Despite some interventions in the FX market from some central banks, most currencies across Africa have depreciated. Naturally, as a result of weaker currencies, we have seen an impact on trade. Usually, weaker exchange rates would improve export performance, but not in an environment where there is also very little global growth and demand for a large number of goods and services. For example, weaker exchange rates have certainly not increased in tourists on the continent for the many countries’ that rely on large foreign exchange earnings. Additionally, commodity-rich countries that do not have a diversified export base were not only unable to export their products due to low demand but also saw reduced investments and portfolio outflows to safe havens.
The opening up of borders, optimism around global growth and encouragement from vaccine developments should start to improve African countries' overall balance of payments and their currency performance.
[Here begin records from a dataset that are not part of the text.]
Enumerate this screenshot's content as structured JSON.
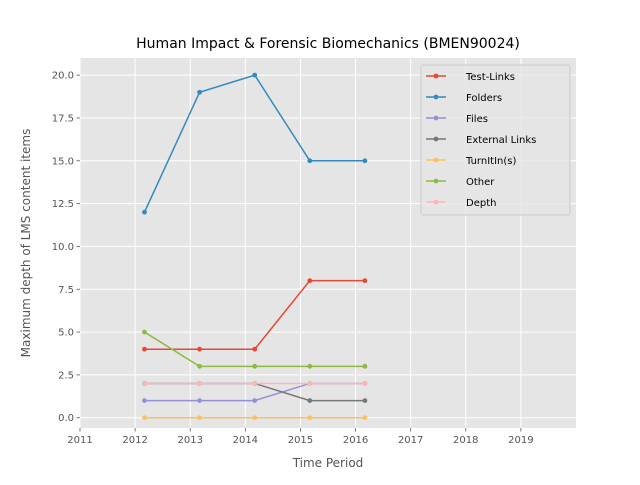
{
  "chart_data": {
    "type": "line",
    "title": "Human Impact & Forensic Biomechanics (BMEN90024)",
    "xlabel": "Time Period",
    "ylabel": "Maximum depth of LMS content items",
    "xlim": [
      2011,
      2020
    ],
    "ylim": [
      -0.6,
      21.0
    ],
    "x_ticks": [
      2011,
      2012,
      2013,
      2014,
      2015,
      2016,
      2017,
      2018,
      2019
    ],
    "x_tick_labels": [
      "2011",
      "2012",
      "2013",
      "2014",
      "2015",
      "2016",
      "2017",
      "2018",
      "2019"
    ],
    "y_ticks": [
      0.0,
      2.5,
      5.0,
      7.5,
      10.0,
      12.5,
      15.0,
      17.5,
      20.0
    ],
    "y_tick_labels": [
      "0.0",
      "2.5",
      "5.0",
      "7.5",
      "10.0",
      "12.5",
      "15.0",
      "17.5",
      "20.0"
    ],
    "grid": true,
    "legend_position": "top-right",
    "x": [
      2012.17,
      2013.17,
      2014.17,
      2015.17,
      2016.17
    ],
    "series": [
      {
        "name": "Test-Links",
        "color": "#E24A33",
        "values": [
          4,
          4,
          4,
          8,
          8
        ]
      },
      {
        "name": "Folders",
        "color": "#348ABD",
        "values": [
          12,
          19,
          20,
          15,
          15
        ]
      },
      {
        "name": "Files",
        "color": "#988ED5",
        "values": [
          1,
          1,
          1,
          2,
          2
        ]
      },
      {
        "name": "External Links",
        "color": "#777777",
        "values": [
          2,
          2,
          2,
          1,
          1
        ]
      },
      {
        "name": "TurnItIn(s)",
        "color": "#FBC15E",
        "values": [
          0,
          0,
          0,
          0,
          0
        ]
      },
      {
        "name": "Other",
        "color": "#8EBA42",
        "values": [
          5,
          3,
          3,
          3,
          3
        ]
      },
      {
        "name": "Depth",
        "color": "#FFB5B8",
        "values": [
          2,
          2,
          2,
          2,
          2
        ]
      }
    ]
  }
}
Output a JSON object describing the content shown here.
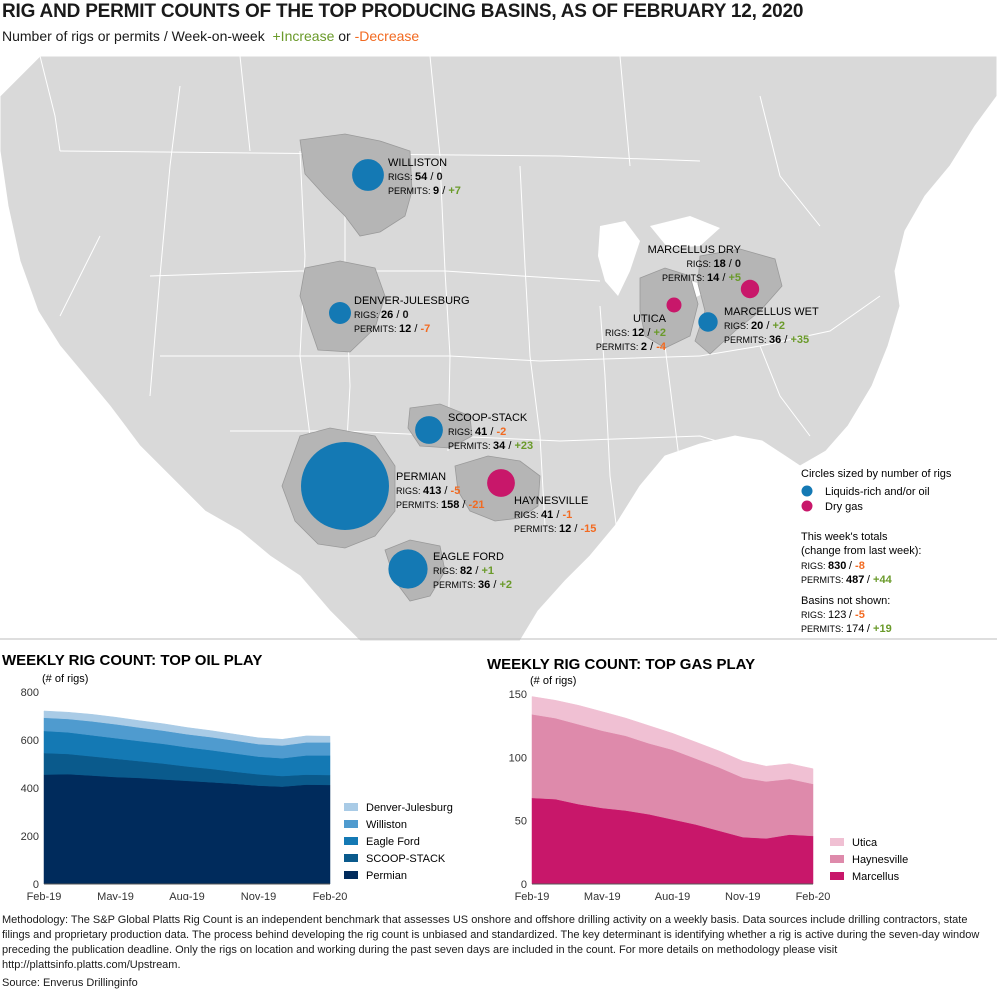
{
  "title": "RIG AND PERMIT COUNTS OF THE TOP PRODUCING BASINS, AS OF FEBRUARY 12, 2020",
  "subtitle": {
    "prefix": "Number of rigs or permits / Week-on-week",
    "increase": "+Increase",
    "or": "or",
    "decrease": "-Decrease"
  },
  "colors": {
    "oil": "#1479b4",
    "gas": "#c8176a",
    "increase": "#6a9a2a",
    "decrease": "#f26a21",
    "map_land": "#d9d9d9",
    "basin": "#b5b5b5"
  },
  "map": {
    "rigs_label": "RIGS:",
    "permits_label": "PERMITS:",
    "basins": [
      {
        "name": "WILLISTON",
        "type": "oil",
        "rigs": "54",
        "rigs_change": "0",
        "permits": "9",
        "permits_change": "+7"
      },
      {
        "name": "DENVER-JULESBURG",
        "type": "oil",
        "rigs": "26",
        "rigs_change": "0",
        "permits": "12",
        "permits_change": "-7"
      },
      {
        "name": "SCOOP-STACK",
        "type": "oil",
        "rigs": "41",
        "rigs_change": "-2",
        "permits": "34",
        "permits_change": "+23"
      },
      {
        "name": "PERMIAN",
        "type": "oil",
        "rigs": "413",
        "rigs_change": "-5",
        "permits": "158",
        "permits_change": "-21"
      },
      {
        "name": "EAGLE FORD",
        "type": "oil",
        "rigs": "82",
        "rigs_change": "+1",
        "permits": "36",
        "permits_change": "+2"
      },
      {
        "name": "HAYNESVILLE",
        "type": "gas",
        "rigs": "41",
        "rigs_change": "-1",
        "permits": "12",
        "permits_change": "-15"
      },
      {
        "name": "UTICA",
        "type": "gas",
        "rigs": "12",
        "rigs_change": "+2",
        "permits": "2",
        "permits_change": "-4"
      },
      {
        "name": "MARCELLUS DRY",
        "type": "gas",
        "rigs": "18",
        "rigs_change": "0",
        "permits": "14",
        "permits_change": "+5"
      },
      {
        "name": "MARCELLUS WET",
        "type": "oil",
        "rigs": "20",
        "rigs_change": "+2",
        "permits": "36",
        "permits_change": "+35"
      }
    ],
    "legend": {
      "title": "Circles sized by number of rigs",
      "oil_label": "Liquids-rich and/or oil",
      "gas_label": "Dry gas"
    },
    "totals": {
      "heading_line1": "This week's totals",
      "heading_line2": "(change from last week):",
      "rigs": "830",
      "rigs_change": "-8",
      "permits": "487",
      "permits_change": "+44"
    },
    "not_shown": {
      "heading": "Basins not shown:",
      "rigs": "123",
      "rigs_change": "-5",
      "permits": "174",
      "permits_change": "+19"
    }
  },
  "chart_data": [
    {
      "type": "area",
      "stacked": true,
      "title": "WEEKLY RIG COUNT: TOP OIL PLAY",
      "ylabel": "(# of rigs)",
      "ylim": [
        0,
        800
      ],
      "yticks": [
        0,
        200,
        400,
        600,
        800
      ],
      "xlim": [
        "2019-02-01",
        "2020-02-12"
      ],
      "xticks": [
        "Feb-19",
        "May-19",
        "Aug-19",
        "Nov-19",
        "Feb-20"
      ],
      "x": [
        "Feb-19",
        "Mar-19",
        "Apr-19",
        "May-19",
        "Jun-19",
        "Jul-19",
        "Aug-19",
        "Sep-19",
        "Oct-19",
        "Nov-19",
        "Dec-19",
        "Jan-20",
        "Feb-20"
      ],
      "series": [
        {
          "name": "Permian",
          "color": "#002b5c",
          "values": [
            456,
            458,
            452,
            446,
            442,
            436,
            430,
            424,
            418,
            410,
            406,
            414,
            413
          ]
        },
        {
          "name": "SCOOP-STACK",
          "color": "#0a5a8c",
          "values": [
            90,
            84,
            80,
            76,
            70,
            66,
            60,
            56,
            50,
            47,
            44,
            42,
            41
          ]
        },
        {
          "name": "Eagle Ford",
          "color": "#1479b4",
          "values": [
            92,
            90,
            88,
            86,
            84,
            82,
            80,
            78,
            76,
            74,
            74,
            80,
            82
          ]
        },
        {
          "name": "Williston",
          "color": "#4f9bcf",
          "values": [
            55,
            56,
            58,
            58,
            56,
            55,
            54,
            54,
            54,
            52,
            53,
            54,
            54
          ]
        },
        {
          "name": "Denver-Julesburg",
          "color": "#a9cbe6",
          "values": [
            28,
            28,
            29,
            29,
            29,
            29,
            28,
            27,
            26,
            26,
            26,
            27,
            26
          ]
        }
      ]
    },
    {
      "type": "area",
      "stacked": true,
      "title": "WEEKLY RIG COUNT: TOP GAS PLAY",
      "ylabel": "(# of rigs)",
      "ylim": [
        0,
        150
      ],
      "yticks": [
        0,
        50,
        100,
        150
      ],
      "xlim": [
        "2019-02-01",
        "2020-02-12"
      ],
      "xticks": [
        "Feb-19",
        "May-19",
        "Aug-19",
        "Nov-19",
        "Feb-20"
      ],
      "x": [
        "Feb-19",
        "Mar-19",
        "Apr-19",
        "May-19",
        "Jun-19",
        "Jul-19",
        "Aug-19",
        "Sep-19",
        "Oct-19",
        "Nov-19",
        "Dec-19",
        "Jan-20",
        "Feb-20"
      ],
      "series": [
        {
          "name": "Marcellus",
          "color": "#c8176a",
          "values": [
            68,
            67,
            63,
            60,
            58,
            55,
            51,
            47,
            42,
            37,
            36,
            39,
            38
          ]
        },
        {
          "name": "Haynesville",
          "color": "#de8aab",
          "values": [
            66,
            64,
            63,
            61,
            59,
            56,
            55,
            52,
            50,
            47,
            45,
            44,
            41
          ]
        },
        {
          "name": "Utica",
          "color": "#f0c0d3",
          "values": [
            14,
            14,
            15,
            15,
            14,
            14,
            13,
            13,
            13,
            13,
            12,
            12,
            12
          ]
        }
      ]
    }
  ],
  "footer": {
    "methodology": "Methodology: The S&P Global Platts Rig Count is an independent benchmark that assesses US onshore and offshore drilling activity on a weekly basis. Data sources include drilling contractors, state filings and proprietary production data. The process behind developing the rig count is unbiased and standardized. The key determinant is identifying whether a rig is active during the seven-day window preceding the publication deadline. Only the rigs on location and working during the past seven days are included in the count. For more details on methodology please visit http://plattsinfo.platts.com/Upstream.",
    "source": "Source: Enverus Drillinginfo"
  }
}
There are many reasons to be optimistic about improvements in FX markets across the continent, including the fact that many central banks are becoming more prudent and transparent when it comes to interventions that affect currencies and are improving access to foreign exchange. Countries that are negotiating financing facilities from International Financial Institutions have also sought FX reforms. This is not to say that exchange rates won't fluctuate widely in some cases or be more stable than one would expect in others: there are also idiosyncratic factors to consider during a severe global downturn, in this case, the COVID-19 pandemic.